SUMMARY: The mechanisms and phenotype of ischemic stroke associated with coronavirus disease 2019 (COVID-19) remain uncertain. A retrospective study was conducted in patients with COVID-19 presenting with ischemic stroke from March 1 to May 25, 2020, and cases with large-vessel occlusion were identified. To provide baseline institutional stroke data within and outside the COVID-19 pandemic, all consecutive ischemic stroke and TIA admissions (COVID and non-COVID) to the hospital during a 10-week period from March 1 to May 10, 2020, were collected and compared with data from the same time period in 2019. Among 20 patients with COVID-19 and acute ischemic stroke, 15 (75%) had large-vessel occlusion. These patients were young (mean age, 46.5 years), male (93%), without major burden of traditional cardiovascular risk factors, and had a severe stroke presentation. Large-vessel occlusions were observed in multiple vessels (40%), uncommonly affected vessels, and atypical locations with a large thrombus burden. Systemic thrombosis separate from large-vessel occlusion was not uncommon (26%). At short-term follow-up, stroke etiology remained undetermined in 46% of patients and functional outcome was poor.

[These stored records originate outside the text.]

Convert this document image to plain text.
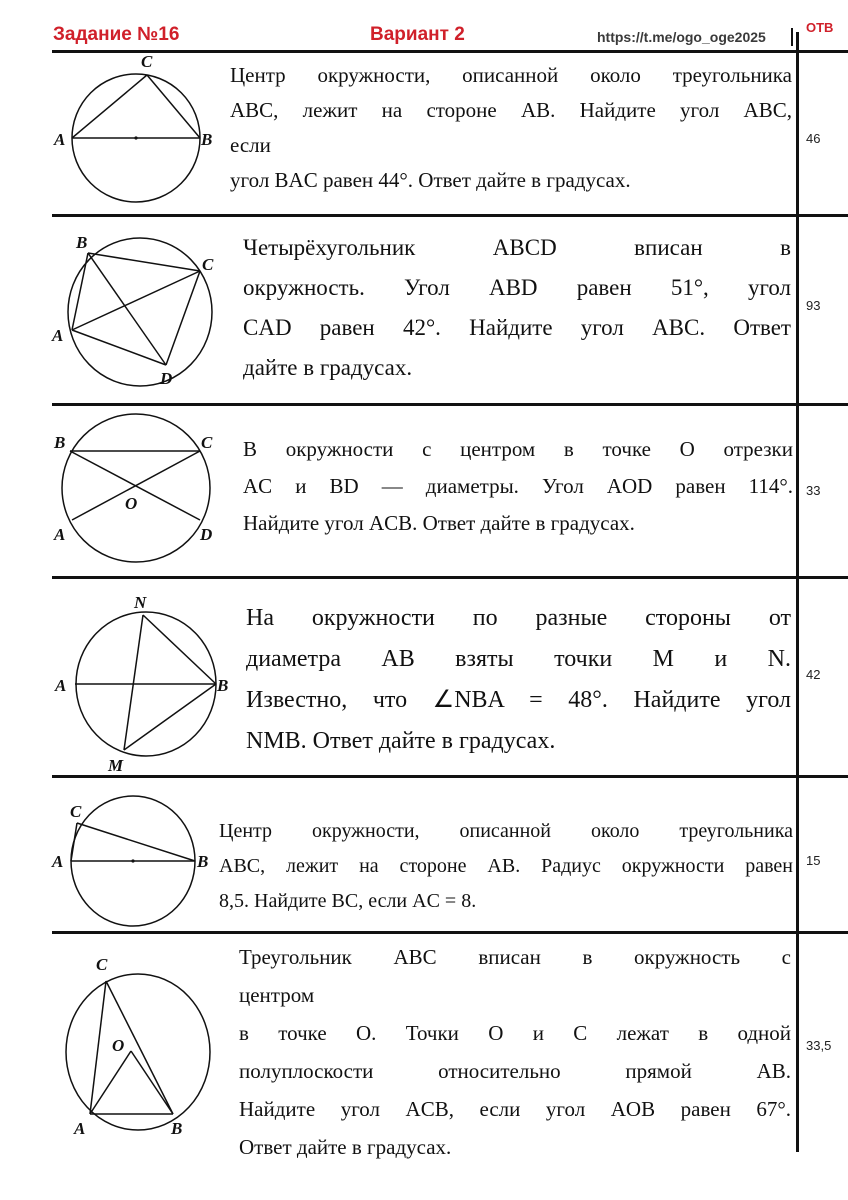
Задание №16	Вариант 2	https://t.me/ogo_oge2025
ОТВ
C
A	B

Центр окружности, описанной около треугольника

ABC, лежит на стороне AB. Найдите угол ABC,

если

угол BAC равен 44°. Ответ дайте в градусах.

46
B
C
A
D

Четырёхугольник ABCD вписан в

окружность. Угол ABD равен 51°, угол

CAD равен 42°. Найдите угол ABC. Ответ

дайте в градусах.

93
B	C
O
A	D

В окружности с центром в точке O отрезки

AC и BD — диаметры. Угол AOD равен 114°.

Найдите угол ACB. Ответ дайте в градусах.

33
N
A	B
M

На окружности по разные стороны от

диаметра AB взяты точки M и N.

Известно, что ∠NBA = 48°. Найдите угол

NMB. Ответ дайте в градусах.

42
C
A	B

Центр окружности, описанной около треугольника

ABC, лежит на стороне AB. Радиус окружности равен

8,5. Найдите BC, если AC = 8.

15
C
O
A	B

Треугольник ABC вписан в окружность с

центром

в точке O. Точки O и C лежат в одной

полуплоскости относительно прямой AB.

Найдите угол ACB, если угол AOB равен 67°.

Ответ дайте в градусах.

33,5
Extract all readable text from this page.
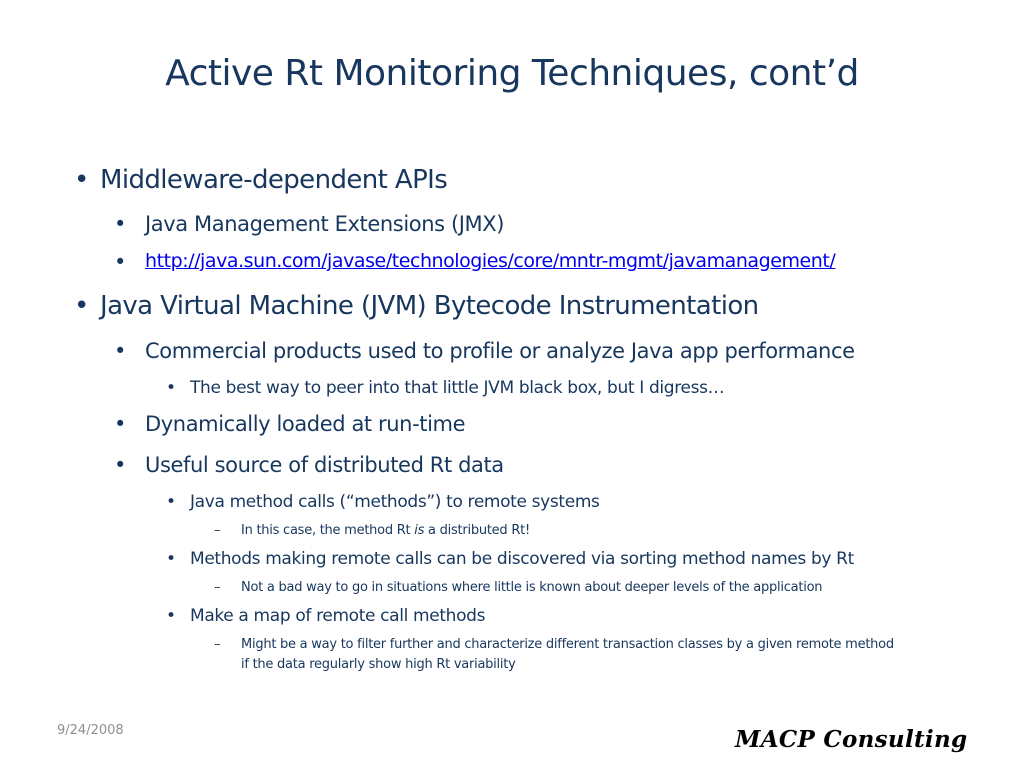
Active Rt Monitoring Techniques, cont’d
• Middleware-dependent APIs
• Java Management Extensions (JMX)
• http://java.sun.com/javase/technologies/core/mntr-mgmt/javamanagement/
• Java Virtual Machine (JVM) Bytecode Instrumentation
• Commercial products used to profile or analyze Java app performance
• The best way to peer into that little JVM black box, but I digress…
• Dynamically loaded at run-time
• Useful source of distributed Rt data
• Java method calls (“methods”) to remote systems
– In this case, the method Rt is a distributed Rt!
• Methods making remote calls can be discovered via sorting method names by Rt
– Not a bad way to go in situations where little is known about deeper levels of the application
• Make a map of remote call methods
– Might be a way to filter further and characterize different transaction classes by a given remote method
if the data regularly show high Rt variability
9/24/2008	MACP Consulting
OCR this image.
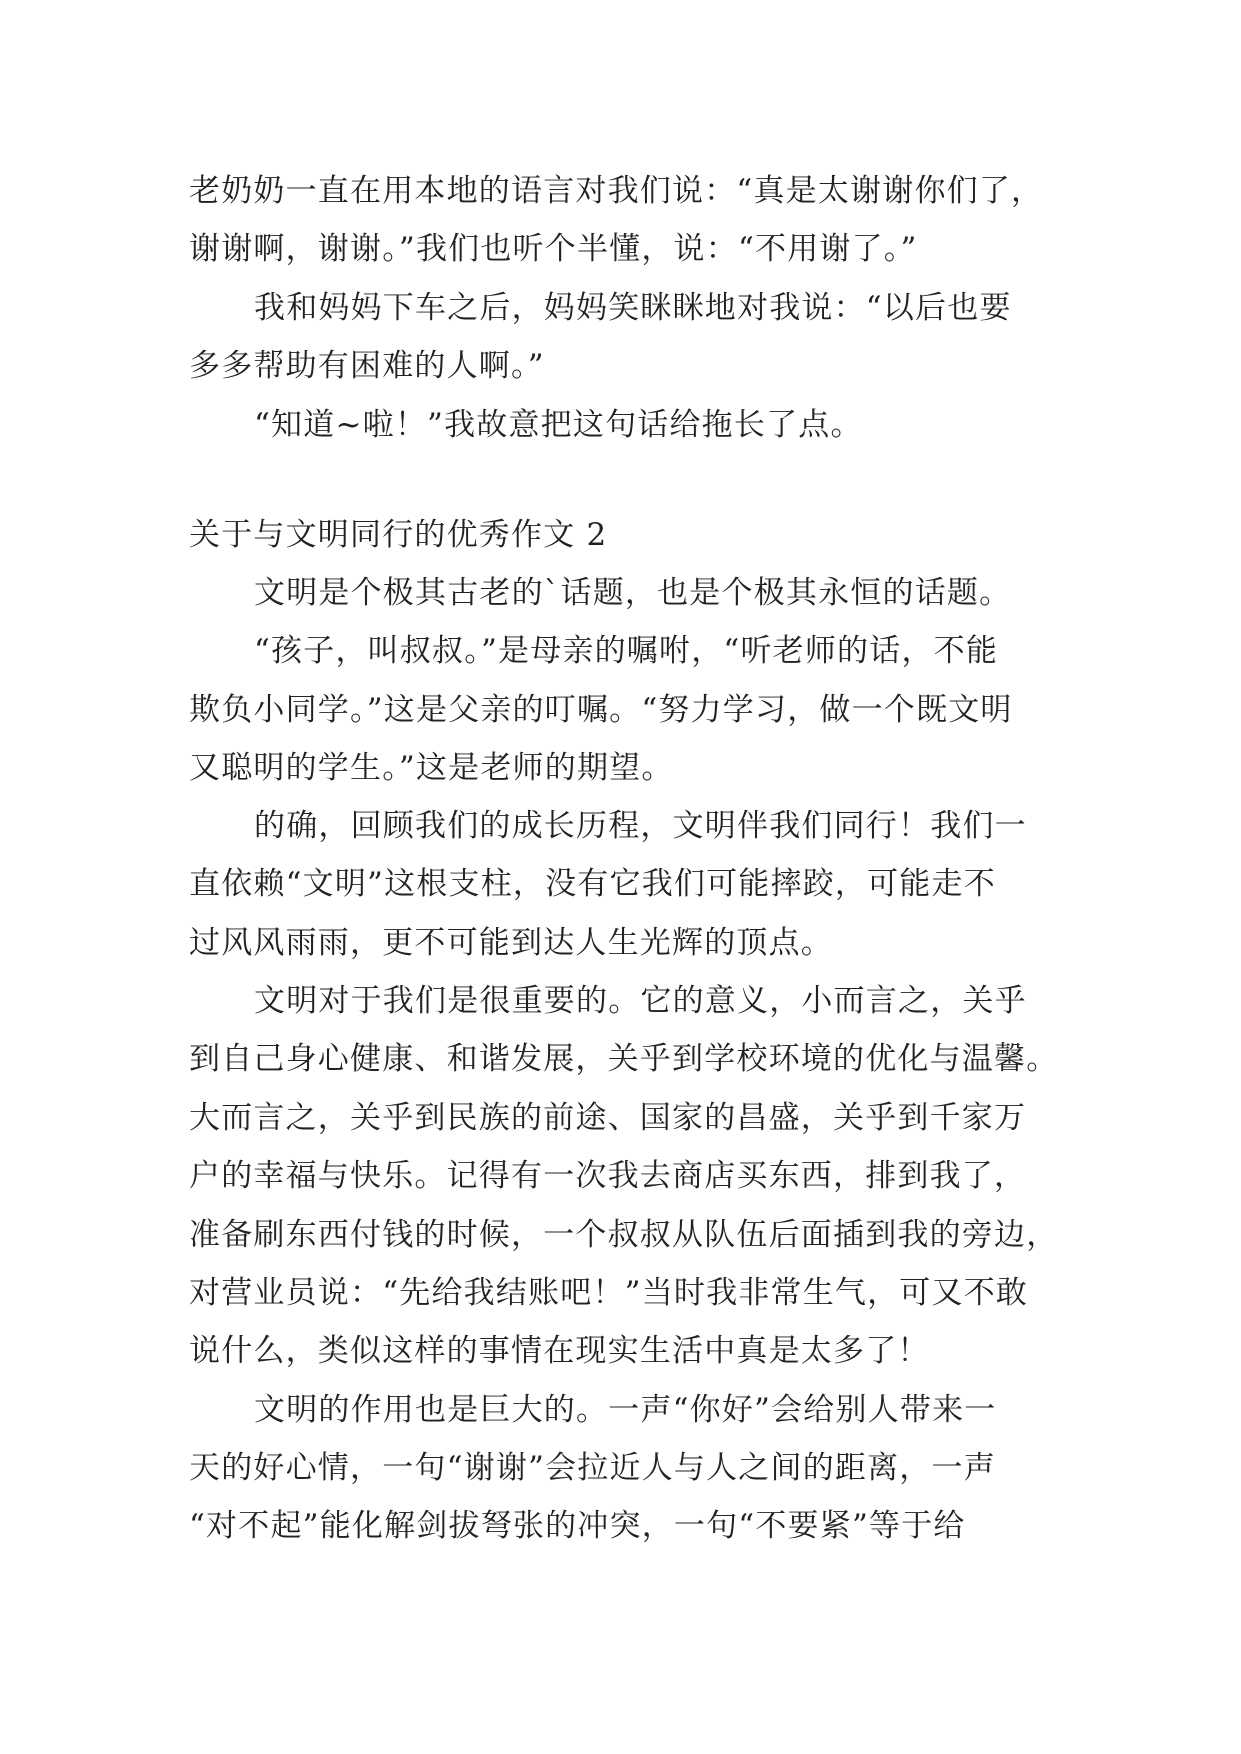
老奶奶一直在用本地的语言对我们说：“真是太谢谢你们了，
谢谢啊，谢谢。”我们也听个半懂，说：“不用谢了。”
我和妈妈下车之后，妈妈笑眯眯地对我说：“以后也要
多多帮助有困难的人啊。”
“知道~啦！”我故意把这句话给拖长了点。
关于与文明同行的优秀作文 2
文明是个极其古老的`话题，也是个极其永恒的话题。
“孩子，叫叔叔。”是母亲的嘱咐，“听老师的话，不能
欺负小同学。”这是父亲的叮嘱。“努力学习，做一个既文明
又聪明的学生。”这是老师的期望。
的确，回顾我们的成长历程，文明伴我们同行！我们一
直依赖“文明”这根支柱，没有它我们可能摔跤，可能走不
过风风雨雨，更不可能到达人生光辉的顶点。
文明对于我们是很重要的。它的意义，小而言之，关乎
到自己身心健康、和谐发展，关乎到学校环境的优化与温馨。
大而言之，关乎到民族的前途、国家的昌盛，关乎到千家万
户的幸福与快乐。记得有一次我去商店买东西，排到我了，
准备刷东西付钱的时候，一个叔叔从队伍后面插到我的旁边，
对营业员说：“先给我结账吧！”当时我非常生气，可又不敢
说什么，类似这样的事情在现实生活中真是太多了！
文明的作用也是巨大的。一声“你好”会给别人带来一
天的好心情，一句“谢谢”会拉近人与人之间的距离，一声
“对不起”能化解剑拔弩张的冲突，一句“不要紧”等于给
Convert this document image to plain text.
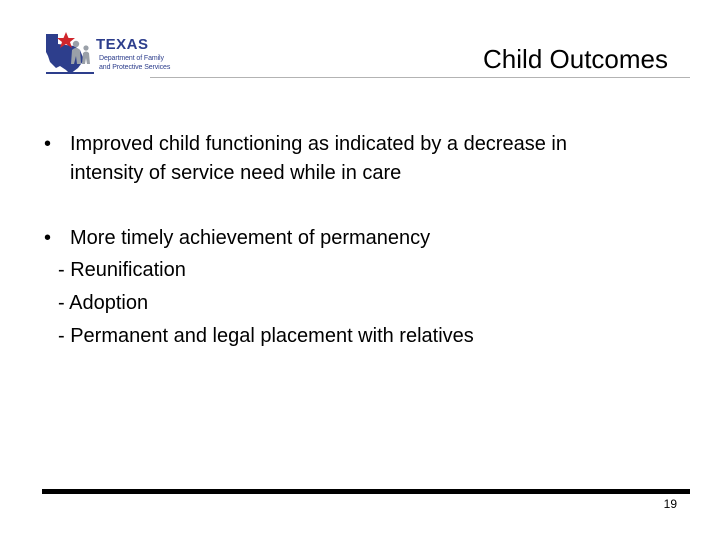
TEXAS
Department of Family
and Protective Services	Child Outcomes
• Improved child functioning as indicated by a decrease in
intensity of service need while in care
• More timely achievement of permanency
- Reunification
- Adoption
- Permanent and legal placement with relatives
19
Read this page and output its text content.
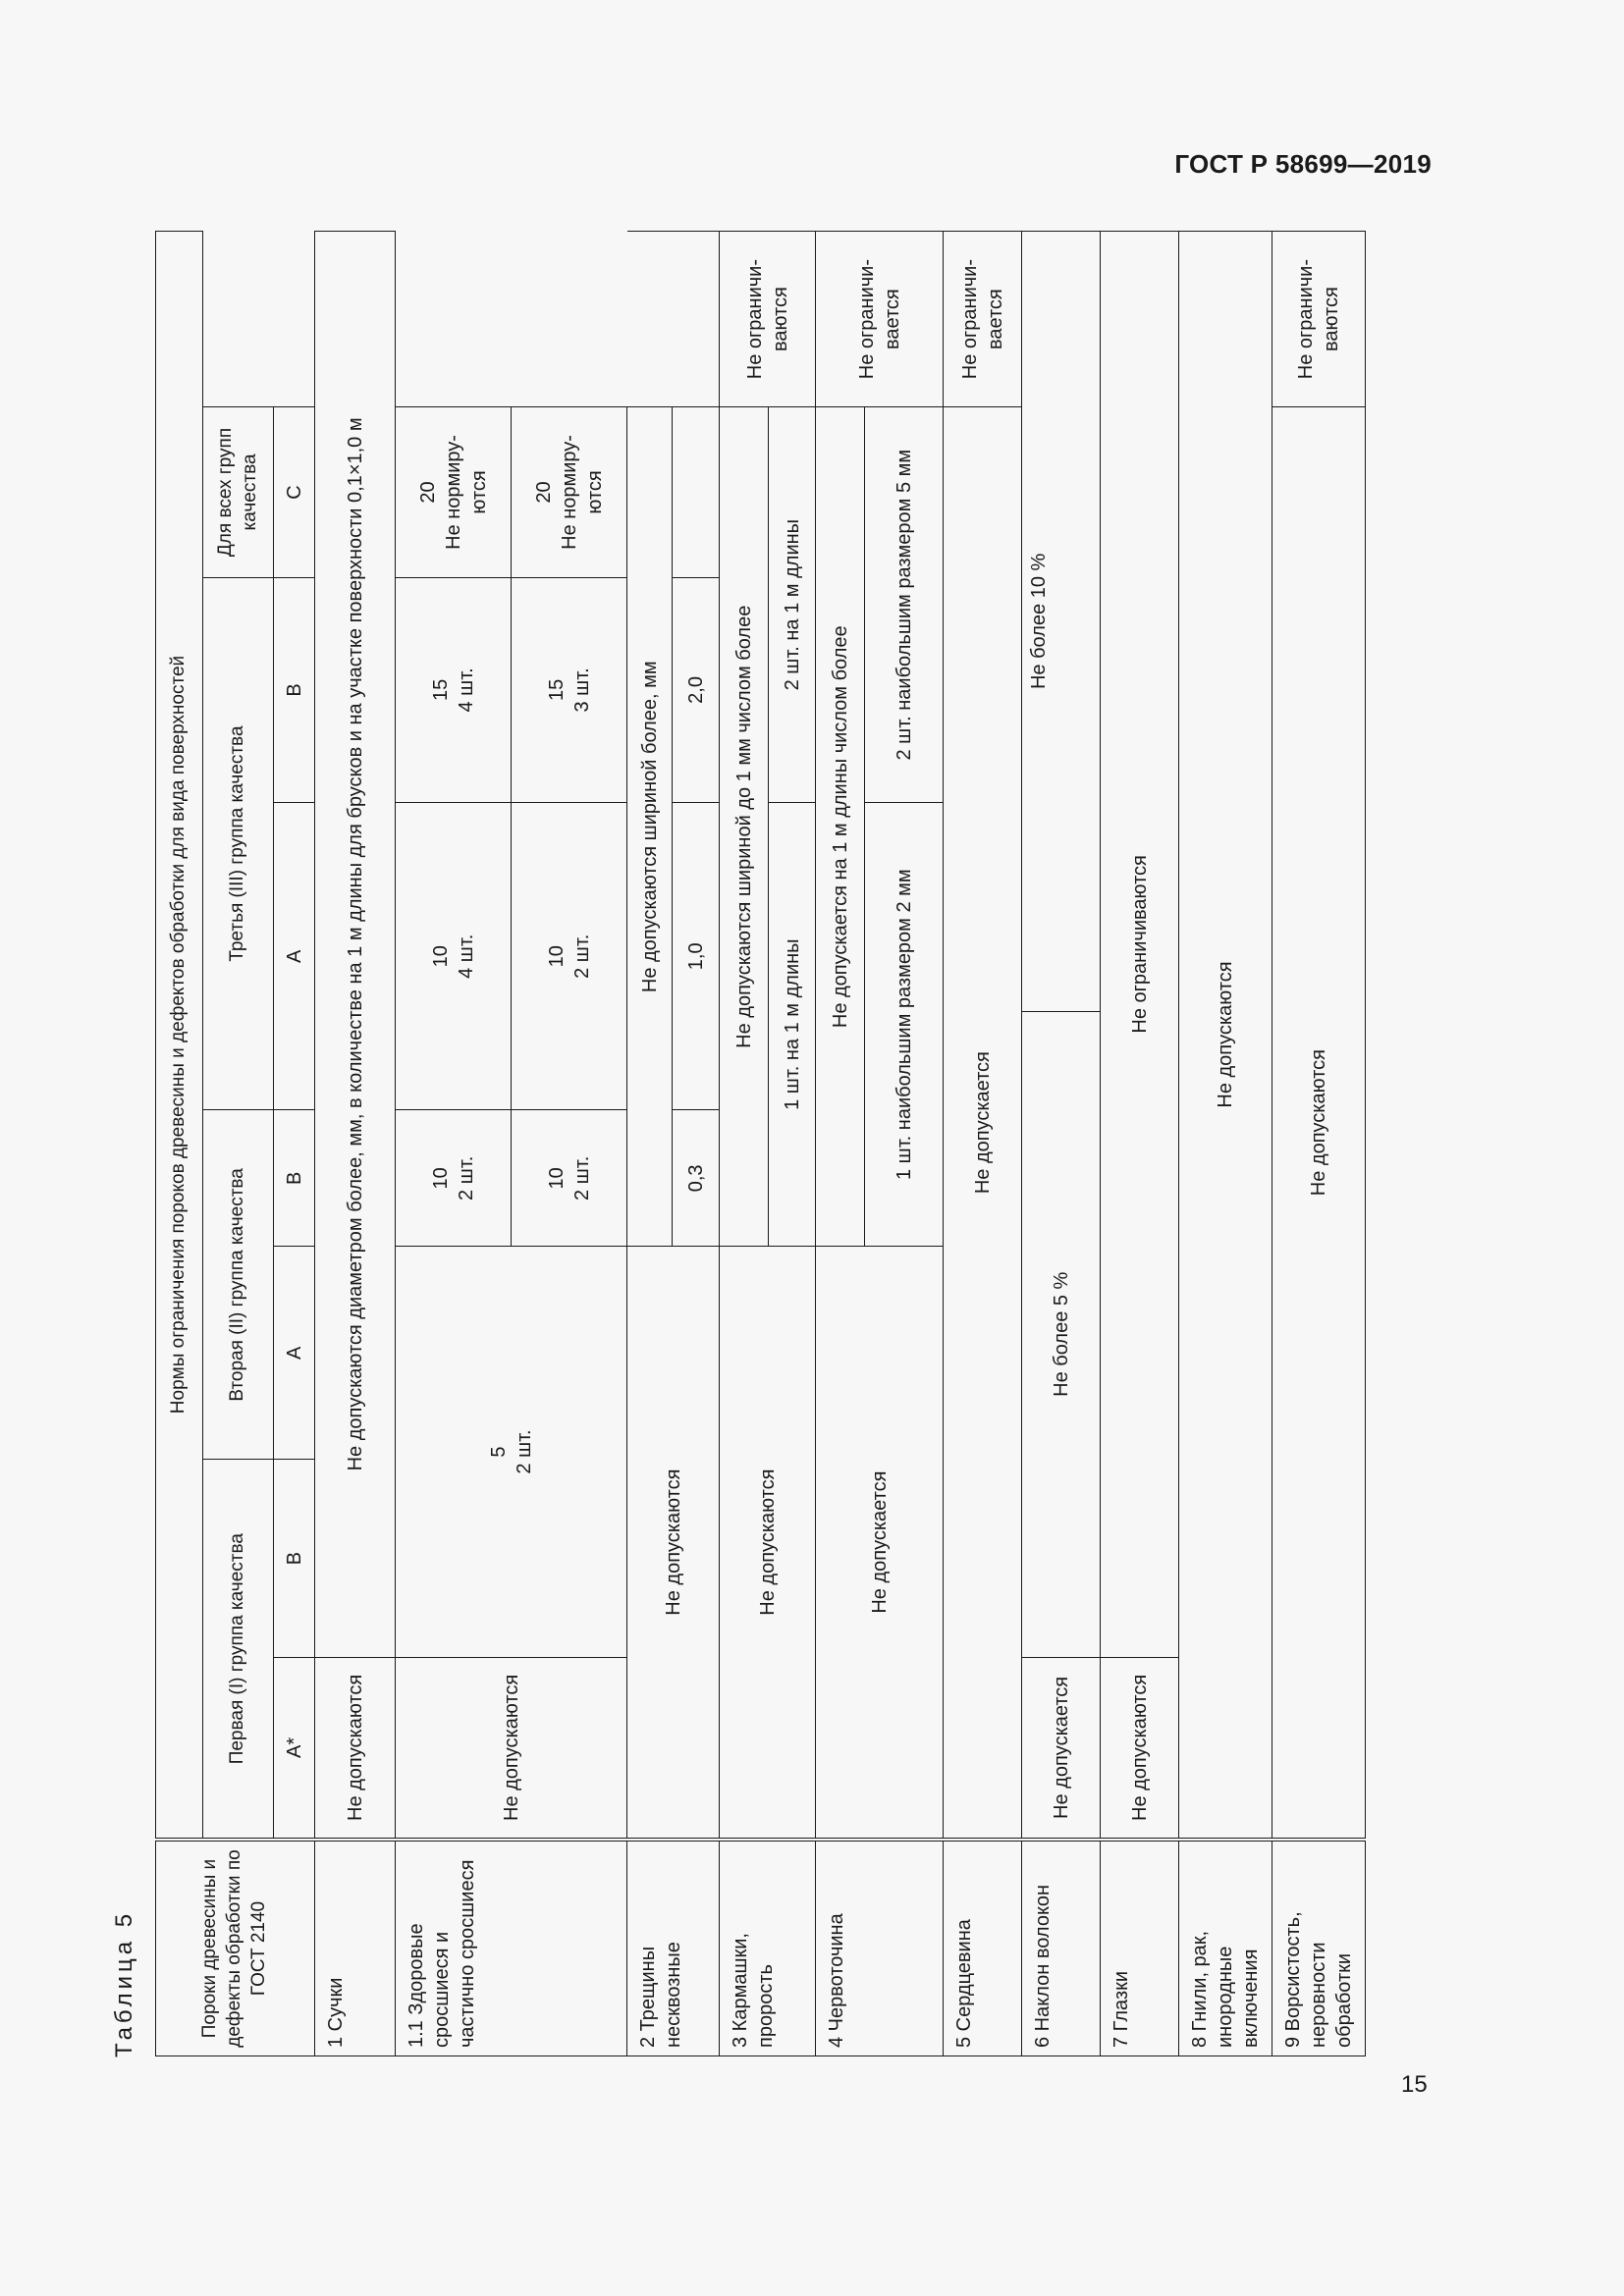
ГОСТ Р 58699—2019
Таблица 5	Пороки древесины и дефекты обработки по ГОСТ 2140	Нормы ограничения пороков древесины и дефектов обработки для вида поверхностей								
	Первая (I) группа качества		Вторая (II) группа качества		Третья (III) группа качества			Для всех групп качества	
	A*	B	A	B	A		B	C	
1 Сучки	Не допускаются	Не допускаются диаметром более, мм, в количестве на 1 м длины для брусков и на участке поверхности 0,1×1,0 м							
1.1 Здоровые сросшиеся и частично сросшиеся	Не допускаются	5 2 шт.		10 2 шт.	10 4 шт.		15 4 шт.	20 Не нормиру-ются	

				10 2 шт.	10 2 шт.		15 3 шт.	20 Не нормиру-ются	

2 Трещины несквозные	Не допускаются			Не допускаются шириной более, мм					
				0,3	1,0		2,0		
3 Кармашки, прорость	Не допускаются			Не допускаются шириной до 1 мм числом более					Не ограничи-ваются
				1 шт. на 1 м длины			2 шт. на 1 м длины		
4 Червоточина	Не допускается			Не допускается на 1 м длины числом более					Не ограничи-вается
				1 шт. наибольшим размером 2 мм			2 шт. наибольшим размером 5 мм		
5 Сердцевина	Не допускается								Не ограничи-вается
6 Наклон волокон	Не допускается	Не более 5 %				Не более 10 %			
7 Глазки	Не допускаются	Не ограничиваются							
8 Гнили, рак, инородные включения	Не допускаются								
9 Ворсистость, неровности обработки	Не допускаются								Не ограничи-ваются
15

The above findings raise the possibility of stroke related to mechanisms induced by the COVID-19 infection itself, including a hypercoagulable state and/or endothelial damage. In addition, they document the severe presentation and poor outcomes of large-vessel occlusion in COVID-19 ischemic stroke.

ABBREVIATIONS:

CCA
common carotid artery
COVID-19
coronavirus disease 2019
LVO
large-vessel occlusion
SARS CoV-2
Severe Acute Respiratory Syndrome coronavirus-2

Coronavirus disease 2019 (COVID-19) is an ongoing pandemic caused by infection with the Severe Acute Respiratory Syndrome coronavirus-2 (SARS CoV-2).1,2 There are now multiple reports of COVID-19 affecting the central nervous system, ranging from meningitis/encephalitis to stroke.3⇓-5 In a single-center study of 214 hospitalized patients with COVID-19 from Wuhan, China, where the infection first occurred, up to 36.4% of patients had neurologic manifestation, including acute cerebrovascular disease with severe and nonsevere infection in 5.7% and 0.8% of these patients, respectively.3 In addition, there are also reports of ischemic stroke being caused by large-vessel occlusion (LVO) in patients with COVID-19 without significant pre-existing cardiovascular risk factors.6 While the reasons for ischemic stroke in COVID-19 are unclear, hypotheses of an inflammatory cytokine storm–triggered hypercoagulable state, endothelial damage, and arrythmias have been postulated.7,8 However, as it stands, the mechanisms, phenotype, and optimal management of ischemic stroke associated with COVID-19 still remain uncertain.

There is an urgent need to identify associations and predictors of severity, morbidity, and mortality in patients with ischemic stroke and COVID-19, especially in the LVO subgroup, given that it is most disabling.

MATERIALS AND METHODS

This is a single-center, retrospective, observational study. All consecutive patients who were admitted to the hospital with a diagnosis of COVID-19 from March 1 to May 25, 2020, were identified. These patients tested positive on SARS CoV-2 polymerase chain reaction testing via nasopharyngeal and oropharyngeal swabs or on sputum samples collected when intubated. Among the above cohort, all patients with ischemic stroke and LVO were identified.

To provide baseline institutional stroke data within and outside the COVID-19 pandemic, we collected all consecutive ischemic stroke and TIA admissions (COVID and non-COVID) to the hospital during a 10-week period from March 1 to May 10, 2020, and compared then with the data from the same time period in 2019.

Retrospective data collection points included details regarding demographics, stroke risk factors, clinical presentation, stroke scales, imaging results and laboratory investigations, acute treatments including intravenous thrombolysis and endovascular thrombectomy, time metrics, stroke classification and etiology, ischemic stroke subtype classification based on the Trial of Org 10172 in Acute Stroke Treatment (TOAST),9 clinical outcomes, and discharge disposition. Regarding the COVID-19 infection, additional information was collected including non-neurologic COVID-19 symptoms, chest imaging, and treatment details specific for COVID-19.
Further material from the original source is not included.